From time to time, a Canadian would go too far and would be seized (taken prisoner by the Chinese soldiers). Everything went through the United Nations. We would be designated as the unit to go and retrieve them. I remember retrieving a young man from the Black Watch (The Black Watch (Royal Highland Regiment) of Canada) who had been captured. During the cease-fire, he was captured, but that doesn’t mean that they would let him go just in time… So, they arrived with a military escort and we arrived with a military escort. We met at the line and we exchanged our men and then we left by doing a U-turn. We went back and so did they. So the poor soldier was pretty nervous at that moment.
When he arrived back at his unit, he would be yelled at because he had done something wrong, because he had gone too far. He was in the wrong place at the wrong time and he got caught. You never knew what the other guy was going to do because when you’re on the line or on a totally armed patrol and the guns are loaded… It’s not like the back, like training or launching grenades, or things like that. When you’re not… when you have the chance to go sleep in a tent and your gun is beside you, you disarm it. Otherwise accidents happen or we could shoot each other.
It’s a bit hard because it’s us who lived it. It’s our battalion who stayed alone in the brigade (the 25th Canadian Infantry Brigade). The brigade in (19)54 was designated to come back. That’s the reason we didn’t convert our guns. We were designated to come back except for one battalion who was going to take the same control system, but at the front of the Canadian brigade. I use that as one of best examples of leadership that I had ever seen.
People became a bit jaded and of course, winter in Korea where we were was very hard, it was very cold and very hard. And when you’re carrying out a monotonous task, you’re just on watch, or that kind of thing, it affects your mind. Of course, you received correspondence from Canada. You wrote to your wife, if you had one or your girlfriend, if you weren’t married. You received things like that.
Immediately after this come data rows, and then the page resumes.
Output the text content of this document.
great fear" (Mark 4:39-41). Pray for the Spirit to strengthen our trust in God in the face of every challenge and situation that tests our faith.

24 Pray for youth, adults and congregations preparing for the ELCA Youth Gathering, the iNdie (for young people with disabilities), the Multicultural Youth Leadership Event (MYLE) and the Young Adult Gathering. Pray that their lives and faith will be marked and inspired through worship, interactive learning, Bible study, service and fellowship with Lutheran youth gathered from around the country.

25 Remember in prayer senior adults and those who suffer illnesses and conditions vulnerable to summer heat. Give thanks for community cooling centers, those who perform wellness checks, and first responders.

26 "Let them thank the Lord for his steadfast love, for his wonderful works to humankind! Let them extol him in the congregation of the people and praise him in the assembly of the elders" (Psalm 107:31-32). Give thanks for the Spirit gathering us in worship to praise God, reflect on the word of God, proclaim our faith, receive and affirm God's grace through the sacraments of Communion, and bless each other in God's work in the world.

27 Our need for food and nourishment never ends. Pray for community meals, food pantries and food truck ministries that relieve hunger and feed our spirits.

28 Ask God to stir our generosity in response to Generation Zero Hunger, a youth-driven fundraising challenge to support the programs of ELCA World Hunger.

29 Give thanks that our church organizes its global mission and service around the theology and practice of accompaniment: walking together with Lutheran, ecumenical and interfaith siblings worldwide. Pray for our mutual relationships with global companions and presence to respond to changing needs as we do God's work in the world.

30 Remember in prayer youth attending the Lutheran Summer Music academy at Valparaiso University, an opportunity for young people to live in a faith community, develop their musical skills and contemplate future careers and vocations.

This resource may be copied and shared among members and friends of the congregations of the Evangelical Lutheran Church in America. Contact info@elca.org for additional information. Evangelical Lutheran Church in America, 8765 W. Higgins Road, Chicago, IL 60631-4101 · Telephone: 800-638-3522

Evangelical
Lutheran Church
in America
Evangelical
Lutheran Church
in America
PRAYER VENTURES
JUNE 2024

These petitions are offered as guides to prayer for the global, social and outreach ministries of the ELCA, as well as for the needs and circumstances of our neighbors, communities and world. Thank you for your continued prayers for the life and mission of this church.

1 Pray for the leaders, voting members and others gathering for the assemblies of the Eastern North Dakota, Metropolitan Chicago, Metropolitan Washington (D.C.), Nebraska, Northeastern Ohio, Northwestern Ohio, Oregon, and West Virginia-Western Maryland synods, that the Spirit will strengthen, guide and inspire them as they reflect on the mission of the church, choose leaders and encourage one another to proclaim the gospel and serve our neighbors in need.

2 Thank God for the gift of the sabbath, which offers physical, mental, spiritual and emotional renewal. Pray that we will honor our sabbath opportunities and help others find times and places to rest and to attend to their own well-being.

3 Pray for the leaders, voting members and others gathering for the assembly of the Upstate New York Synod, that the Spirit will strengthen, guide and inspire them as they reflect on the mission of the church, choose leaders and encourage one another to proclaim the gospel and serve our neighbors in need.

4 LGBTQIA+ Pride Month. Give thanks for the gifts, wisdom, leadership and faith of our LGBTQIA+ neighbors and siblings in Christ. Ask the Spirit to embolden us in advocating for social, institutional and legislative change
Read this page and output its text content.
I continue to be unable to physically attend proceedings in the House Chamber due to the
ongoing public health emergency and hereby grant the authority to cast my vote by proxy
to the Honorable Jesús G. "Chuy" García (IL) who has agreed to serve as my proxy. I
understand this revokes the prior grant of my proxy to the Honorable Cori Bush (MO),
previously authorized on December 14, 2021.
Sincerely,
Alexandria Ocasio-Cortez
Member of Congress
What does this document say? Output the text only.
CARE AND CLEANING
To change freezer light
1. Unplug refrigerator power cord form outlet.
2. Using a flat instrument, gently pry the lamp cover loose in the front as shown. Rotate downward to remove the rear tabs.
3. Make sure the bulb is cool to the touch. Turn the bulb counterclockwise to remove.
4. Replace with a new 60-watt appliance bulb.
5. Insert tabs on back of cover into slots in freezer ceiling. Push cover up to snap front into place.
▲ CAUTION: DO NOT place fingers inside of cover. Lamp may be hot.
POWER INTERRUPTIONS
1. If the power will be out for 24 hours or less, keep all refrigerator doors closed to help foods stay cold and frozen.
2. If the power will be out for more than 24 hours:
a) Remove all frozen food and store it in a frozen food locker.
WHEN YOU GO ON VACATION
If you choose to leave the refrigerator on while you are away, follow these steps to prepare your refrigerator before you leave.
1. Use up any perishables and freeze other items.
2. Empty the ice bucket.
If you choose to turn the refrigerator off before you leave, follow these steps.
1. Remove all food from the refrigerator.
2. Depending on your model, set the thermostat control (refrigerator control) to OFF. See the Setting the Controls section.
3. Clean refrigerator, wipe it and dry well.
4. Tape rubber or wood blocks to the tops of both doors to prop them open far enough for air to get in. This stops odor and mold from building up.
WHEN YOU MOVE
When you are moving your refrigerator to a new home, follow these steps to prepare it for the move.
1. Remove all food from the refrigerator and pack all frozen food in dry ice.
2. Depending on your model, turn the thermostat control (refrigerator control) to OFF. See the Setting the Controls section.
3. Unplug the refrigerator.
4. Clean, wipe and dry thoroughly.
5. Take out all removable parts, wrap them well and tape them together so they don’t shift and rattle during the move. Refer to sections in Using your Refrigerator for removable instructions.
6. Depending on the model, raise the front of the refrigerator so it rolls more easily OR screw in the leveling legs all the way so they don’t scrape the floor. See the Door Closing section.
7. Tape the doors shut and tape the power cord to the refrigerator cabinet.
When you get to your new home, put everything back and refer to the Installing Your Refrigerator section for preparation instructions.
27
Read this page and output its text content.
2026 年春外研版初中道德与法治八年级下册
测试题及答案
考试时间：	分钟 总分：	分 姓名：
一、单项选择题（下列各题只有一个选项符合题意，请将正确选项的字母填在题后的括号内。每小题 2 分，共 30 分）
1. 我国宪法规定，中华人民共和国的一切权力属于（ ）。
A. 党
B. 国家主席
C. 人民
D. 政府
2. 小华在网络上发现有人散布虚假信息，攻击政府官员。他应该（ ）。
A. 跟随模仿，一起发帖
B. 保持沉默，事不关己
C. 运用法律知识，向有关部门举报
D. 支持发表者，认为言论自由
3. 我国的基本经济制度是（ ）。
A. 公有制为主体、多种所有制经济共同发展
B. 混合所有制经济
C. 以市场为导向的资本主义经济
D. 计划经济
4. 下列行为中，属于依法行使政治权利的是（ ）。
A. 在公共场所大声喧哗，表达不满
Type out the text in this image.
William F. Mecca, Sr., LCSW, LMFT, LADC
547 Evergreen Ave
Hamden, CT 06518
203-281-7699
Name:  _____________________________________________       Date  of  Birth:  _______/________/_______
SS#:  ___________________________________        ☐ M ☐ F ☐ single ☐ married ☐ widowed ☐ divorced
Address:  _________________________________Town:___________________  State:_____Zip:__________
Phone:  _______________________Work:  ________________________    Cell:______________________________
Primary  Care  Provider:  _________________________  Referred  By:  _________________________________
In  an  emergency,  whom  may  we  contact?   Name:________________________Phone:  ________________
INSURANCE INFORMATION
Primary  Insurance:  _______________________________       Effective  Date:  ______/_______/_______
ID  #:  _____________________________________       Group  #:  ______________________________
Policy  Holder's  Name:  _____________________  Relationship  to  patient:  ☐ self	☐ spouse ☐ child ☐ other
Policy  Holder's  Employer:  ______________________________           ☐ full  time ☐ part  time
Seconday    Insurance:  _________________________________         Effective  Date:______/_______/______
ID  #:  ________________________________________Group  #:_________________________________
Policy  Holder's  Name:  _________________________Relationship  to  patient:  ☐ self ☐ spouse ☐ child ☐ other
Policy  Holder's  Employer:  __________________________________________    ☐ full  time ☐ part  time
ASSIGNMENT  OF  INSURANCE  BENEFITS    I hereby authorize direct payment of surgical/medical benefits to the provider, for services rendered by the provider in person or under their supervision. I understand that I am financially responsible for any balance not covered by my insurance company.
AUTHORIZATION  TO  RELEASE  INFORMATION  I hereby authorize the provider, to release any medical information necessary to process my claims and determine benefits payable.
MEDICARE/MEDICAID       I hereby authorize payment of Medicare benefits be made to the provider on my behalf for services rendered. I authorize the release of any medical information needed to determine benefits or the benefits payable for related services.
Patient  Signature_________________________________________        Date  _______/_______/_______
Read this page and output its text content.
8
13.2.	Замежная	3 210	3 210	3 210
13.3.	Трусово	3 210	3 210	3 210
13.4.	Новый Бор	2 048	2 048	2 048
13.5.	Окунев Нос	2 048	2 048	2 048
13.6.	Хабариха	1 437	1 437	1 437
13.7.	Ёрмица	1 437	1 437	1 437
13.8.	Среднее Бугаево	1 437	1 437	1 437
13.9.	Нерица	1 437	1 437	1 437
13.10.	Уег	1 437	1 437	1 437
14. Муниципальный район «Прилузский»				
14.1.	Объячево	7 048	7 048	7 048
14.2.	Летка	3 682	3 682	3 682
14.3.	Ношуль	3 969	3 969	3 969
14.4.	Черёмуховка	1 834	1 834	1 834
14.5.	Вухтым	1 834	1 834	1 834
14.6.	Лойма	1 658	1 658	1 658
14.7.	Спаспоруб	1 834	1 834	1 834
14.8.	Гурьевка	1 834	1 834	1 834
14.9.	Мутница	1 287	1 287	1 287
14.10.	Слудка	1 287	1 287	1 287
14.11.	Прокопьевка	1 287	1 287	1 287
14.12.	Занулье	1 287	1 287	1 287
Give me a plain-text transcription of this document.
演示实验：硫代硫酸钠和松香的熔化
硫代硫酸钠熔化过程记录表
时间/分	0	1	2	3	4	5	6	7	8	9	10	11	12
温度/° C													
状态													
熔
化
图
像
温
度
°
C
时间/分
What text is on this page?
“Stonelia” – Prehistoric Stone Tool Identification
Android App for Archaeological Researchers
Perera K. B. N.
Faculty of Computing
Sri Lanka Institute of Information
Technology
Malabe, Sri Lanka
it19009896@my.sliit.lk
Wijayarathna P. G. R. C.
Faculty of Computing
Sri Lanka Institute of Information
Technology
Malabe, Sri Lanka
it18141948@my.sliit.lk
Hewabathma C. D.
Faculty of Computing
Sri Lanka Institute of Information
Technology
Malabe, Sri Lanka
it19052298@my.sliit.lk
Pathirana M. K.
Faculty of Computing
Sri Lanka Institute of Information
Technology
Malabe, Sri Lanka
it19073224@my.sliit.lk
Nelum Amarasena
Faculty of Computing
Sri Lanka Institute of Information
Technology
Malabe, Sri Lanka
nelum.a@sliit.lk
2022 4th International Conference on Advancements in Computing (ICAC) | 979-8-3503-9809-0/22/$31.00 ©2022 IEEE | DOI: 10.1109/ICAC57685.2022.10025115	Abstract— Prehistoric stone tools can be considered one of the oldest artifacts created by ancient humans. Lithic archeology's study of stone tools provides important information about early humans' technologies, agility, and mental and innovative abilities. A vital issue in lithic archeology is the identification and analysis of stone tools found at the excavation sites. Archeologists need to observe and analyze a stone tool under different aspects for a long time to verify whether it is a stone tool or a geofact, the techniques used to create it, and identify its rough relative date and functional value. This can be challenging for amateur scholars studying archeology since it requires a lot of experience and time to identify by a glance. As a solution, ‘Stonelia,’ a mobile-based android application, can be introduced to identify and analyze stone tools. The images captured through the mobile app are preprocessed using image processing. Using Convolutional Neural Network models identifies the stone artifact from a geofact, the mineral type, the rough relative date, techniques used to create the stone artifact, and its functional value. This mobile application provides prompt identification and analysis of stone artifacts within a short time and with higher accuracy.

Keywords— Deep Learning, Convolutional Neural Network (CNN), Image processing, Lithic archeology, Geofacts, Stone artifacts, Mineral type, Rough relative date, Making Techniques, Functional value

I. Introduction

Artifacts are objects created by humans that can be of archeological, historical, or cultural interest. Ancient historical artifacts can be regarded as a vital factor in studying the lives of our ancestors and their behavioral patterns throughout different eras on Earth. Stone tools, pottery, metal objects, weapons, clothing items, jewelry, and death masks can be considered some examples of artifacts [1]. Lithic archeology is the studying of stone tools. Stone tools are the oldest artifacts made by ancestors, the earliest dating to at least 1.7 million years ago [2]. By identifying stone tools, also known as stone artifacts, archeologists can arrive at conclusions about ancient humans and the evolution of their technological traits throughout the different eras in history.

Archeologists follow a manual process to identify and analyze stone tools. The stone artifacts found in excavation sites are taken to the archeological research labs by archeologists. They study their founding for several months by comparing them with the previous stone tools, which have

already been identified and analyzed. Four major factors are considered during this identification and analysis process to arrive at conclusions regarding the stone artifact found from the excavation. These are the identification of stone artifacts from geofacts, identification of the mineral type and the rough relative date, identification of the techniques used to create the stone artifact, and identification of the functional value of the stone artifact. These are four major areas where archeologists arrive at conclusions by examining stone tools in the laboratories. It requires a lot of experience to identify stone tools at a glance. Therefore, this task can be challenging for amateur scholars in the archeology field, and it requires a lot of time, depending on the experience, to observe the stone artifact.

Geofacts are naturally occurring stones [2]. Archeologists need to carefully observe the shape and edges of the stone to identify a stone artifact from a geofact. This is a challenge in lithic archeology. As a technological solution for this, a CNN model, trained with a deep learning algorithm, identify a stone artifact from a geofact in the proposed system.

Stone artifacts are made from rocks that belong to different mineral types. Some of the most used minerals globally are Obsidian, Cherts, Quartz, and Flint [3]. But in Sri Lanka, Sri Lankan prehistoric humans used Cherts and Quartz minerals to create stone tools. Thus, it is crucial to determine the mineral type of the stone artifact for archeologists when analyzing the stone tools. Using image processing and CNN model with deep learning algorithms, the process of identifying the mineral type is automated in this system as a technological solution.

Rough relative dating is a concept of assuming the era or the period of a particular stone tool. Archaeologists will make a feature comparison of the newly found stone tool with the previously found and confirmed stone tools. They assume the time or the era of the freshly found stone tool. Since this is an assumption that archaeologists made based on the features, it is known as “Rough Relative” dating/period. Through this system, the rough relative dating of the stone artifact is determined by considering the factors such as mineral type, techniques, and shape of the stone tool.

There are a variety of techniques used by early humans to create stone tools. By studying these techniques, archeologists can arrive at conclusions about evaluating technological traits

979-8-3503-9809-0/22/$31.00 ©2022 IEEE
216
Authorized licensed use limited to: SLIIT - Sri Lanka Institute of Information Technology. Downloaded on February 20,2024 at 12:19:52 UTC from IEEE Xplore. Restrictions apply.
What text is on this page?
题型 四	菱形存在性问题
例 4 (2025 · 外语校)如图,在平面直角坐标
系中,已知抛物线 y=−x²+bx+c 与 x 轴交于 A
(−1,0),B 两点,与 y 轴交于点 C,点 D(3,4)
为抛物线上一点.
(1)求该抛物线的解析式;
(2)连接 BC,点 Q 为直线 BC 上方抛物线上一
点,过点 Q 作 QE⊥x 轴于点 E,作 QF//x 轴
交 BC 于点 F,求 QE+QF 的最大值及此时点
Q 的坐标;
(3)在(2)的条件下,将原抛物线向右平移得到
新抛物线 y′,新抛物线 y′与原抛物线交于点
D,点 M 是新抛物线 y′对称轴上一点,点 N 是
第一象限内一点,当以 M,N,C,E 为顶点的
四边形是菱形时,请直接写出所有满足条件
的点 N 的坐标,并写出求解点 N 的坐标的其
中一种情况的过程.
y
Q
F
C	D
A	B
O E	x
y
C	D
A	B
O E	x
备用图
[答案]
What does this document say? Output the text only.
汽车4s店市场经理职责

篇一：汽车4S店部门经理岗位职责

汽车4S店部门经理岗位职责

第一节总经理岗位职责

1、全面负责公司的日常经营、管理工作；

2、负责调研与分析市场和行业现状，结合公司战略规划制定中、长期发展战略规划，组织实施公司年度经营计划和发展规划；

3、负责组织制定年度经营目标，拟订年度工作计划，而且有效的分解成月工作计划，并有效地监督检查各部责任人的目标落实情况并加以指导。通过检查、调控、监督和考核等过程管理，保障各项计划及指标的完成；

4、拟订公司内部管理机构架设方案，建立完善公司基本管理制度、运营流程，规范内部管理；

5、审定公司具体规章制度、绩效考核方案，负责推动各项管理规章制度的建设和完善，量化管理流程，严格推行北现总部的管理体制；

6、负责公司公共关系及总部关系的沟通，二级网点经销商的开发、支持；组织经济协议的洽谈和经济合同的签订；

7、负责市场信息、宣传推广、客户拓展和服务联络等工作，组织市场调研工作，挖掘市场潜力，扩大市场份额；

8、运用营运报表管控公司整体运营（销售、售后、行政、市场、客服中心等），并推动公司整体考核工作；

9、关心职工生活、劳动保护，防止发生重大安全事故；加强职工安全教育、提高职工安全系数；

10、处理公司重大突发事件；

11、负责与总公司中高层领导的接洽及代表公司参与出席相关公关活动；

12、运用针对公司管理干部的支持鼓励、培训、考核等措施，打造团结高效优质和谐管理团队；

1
People started saying, started hearing that the brigade was going back to Canada. But when it did return to Canada in (19)54, it was just the brigade except for one battalion with (…). At the least, the medical support and communications, those kinds of things, had to stay behind.
The point that I made about leadership is that the commander, who was a veteran from the Second (World) War, got us together on a sort of hill, a saddle if you will. The troop was sitting around him, he was in the middle. He explained why it was only us who would be staying; because we were the only battalion who was able to hold the front of the brigade. He was really convincing. At then at the end of his little speech, the men got up and applauded.